WHAT THIS STUDY ADDS

  • Our meta-analyses showed that childhood TB causes significant decline in at least two spirometry parameters despite high levels of between-study heterogeneity.

  • The effect sizes of childhood TB on forced expiratory volume in the first second (FEV1) and forced vital capacity (FVC) z-scores were clinically significant.

  • While direct comparison with published adult TB studies was not possible, this study suggests that childhood TB results in PTLD.
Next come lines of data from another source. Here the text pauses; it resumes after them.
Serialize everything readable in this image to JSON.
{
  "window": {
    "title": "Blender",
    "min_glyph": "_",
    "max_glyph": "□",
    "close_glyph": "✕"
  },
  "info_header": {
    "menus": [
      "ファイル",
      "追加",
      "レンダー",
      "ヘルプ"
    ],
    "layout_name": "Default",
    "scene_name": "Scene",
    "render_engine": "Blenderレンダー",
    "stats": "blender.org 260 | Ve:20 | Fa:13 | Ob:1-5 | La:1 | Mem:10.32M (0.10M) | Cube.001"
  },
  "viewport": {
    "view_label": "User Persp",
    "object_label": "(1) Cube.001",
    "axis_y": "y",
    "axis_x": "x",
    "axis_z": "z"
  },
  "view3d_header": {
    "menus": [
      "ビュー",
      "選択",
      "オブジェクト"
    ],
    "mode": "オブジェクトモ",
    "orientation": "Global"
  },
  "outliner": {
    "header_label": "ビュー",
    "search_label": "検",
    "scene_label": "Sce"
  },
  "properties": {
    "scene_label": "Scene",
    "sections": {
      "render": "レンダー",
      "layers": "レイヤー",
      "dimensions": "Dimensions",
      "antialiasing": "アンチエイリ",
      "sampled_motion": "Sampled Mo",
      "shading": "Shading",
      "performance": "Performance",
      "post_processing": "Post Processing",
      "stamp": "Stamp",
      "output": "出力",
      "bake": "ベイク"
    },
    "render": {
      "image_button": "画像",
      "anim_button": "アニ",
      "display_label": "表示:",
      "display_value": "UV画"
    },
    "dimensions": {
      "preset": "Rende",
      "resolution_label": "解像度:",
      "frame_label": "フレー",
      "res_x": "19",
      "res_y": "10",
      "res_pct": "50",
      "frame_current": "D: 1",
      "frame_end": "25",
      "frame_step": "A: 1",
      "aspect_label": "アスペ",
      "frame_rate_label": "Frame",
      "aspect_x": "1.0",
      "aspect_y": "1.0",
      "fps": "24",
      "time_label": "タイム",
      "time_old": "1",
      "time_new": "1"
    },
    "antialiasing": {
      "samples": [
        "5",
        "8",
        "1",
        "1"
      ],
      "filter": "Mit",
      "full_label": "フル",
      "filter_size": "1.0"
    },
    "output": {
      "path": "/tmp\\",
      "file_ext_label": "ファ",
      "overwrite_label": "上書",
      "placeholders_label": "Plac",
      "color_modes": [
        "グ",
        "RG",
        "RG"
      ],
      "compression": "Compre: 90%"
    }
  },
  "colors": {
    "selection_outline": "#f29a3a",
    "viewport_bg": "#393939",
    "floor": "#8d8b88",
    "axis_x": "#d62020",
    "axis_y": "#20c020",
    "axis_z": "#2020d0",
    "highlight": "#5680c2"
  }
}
HOW THIS STUDY MIGHT AFFECT RESEARCH, PRACTICE OR POLICY

  • This study supports incorporation of routine pulmonary function tests into the follow-up of children with history of TB, allowing for early detection and management of PTLD.

Introduction

Tuberculosis (TB) is an airborne disease caused by Mycobacterium tuberculosis. Inhalation of the bacterium into the airways can result in TB infection. Pulmonary disease is established when the host’s innate immune response is unable to eliminate the bacterium.1 In 2021, an estimated 10.6 million people fell ill from TB globally, and children under 15 years old accounted for 11% of this burden.2 Childhood TB causes a spectrum of clinical presentations, most commonly pulmonary disease. Irrespective of organ involvement, obtaining bacteriological confirmation for infants and young children still proves challenging. Age is the key determinant of disease progression, with risk of progression to pulmonary tuberculosis (PTB) about 30%–40% when primary infection occurs in infants under a year old.3 While improving the diagnosis and management of childhood TB is important,4 children with prior PTB can experience detrimental changes irrespective of successful completion of treatment.5 There is a significant knowledge gap in the occurrence and severity of post-tuberculosis lung disease (PTLD) in children.6 Adult PTLD is better described, including post-TB bronchiectasis7 and lung function changes.8 One study reported decline in mean forced expiratory volume in the first second (FEV1) and forced vital capacity (FVC) z-scores by −1.07 and −0.91 on treatment completion, and −0.91 and −0.64, respectively, 3 years post-treatment.9

Specific data on childhood PTLD are required as early-life lung injuries from respiratory infections and pneumonia cause deficits during children’s peak lung growth and development.10 It is possible that childhood PTB is more detrimental to future lung function, compared with acquiring PTB as TB-naïve adults. A recent review recommended the evaluation of PTLD using objective tests for early detection of post-TB pulmonary changes irrespective of symptoms.11 These could promote initiation of treatments to prevent irreversible lung function decline, reduce healthcare costs, and alleviate burden to patients, their families and healthcare systems.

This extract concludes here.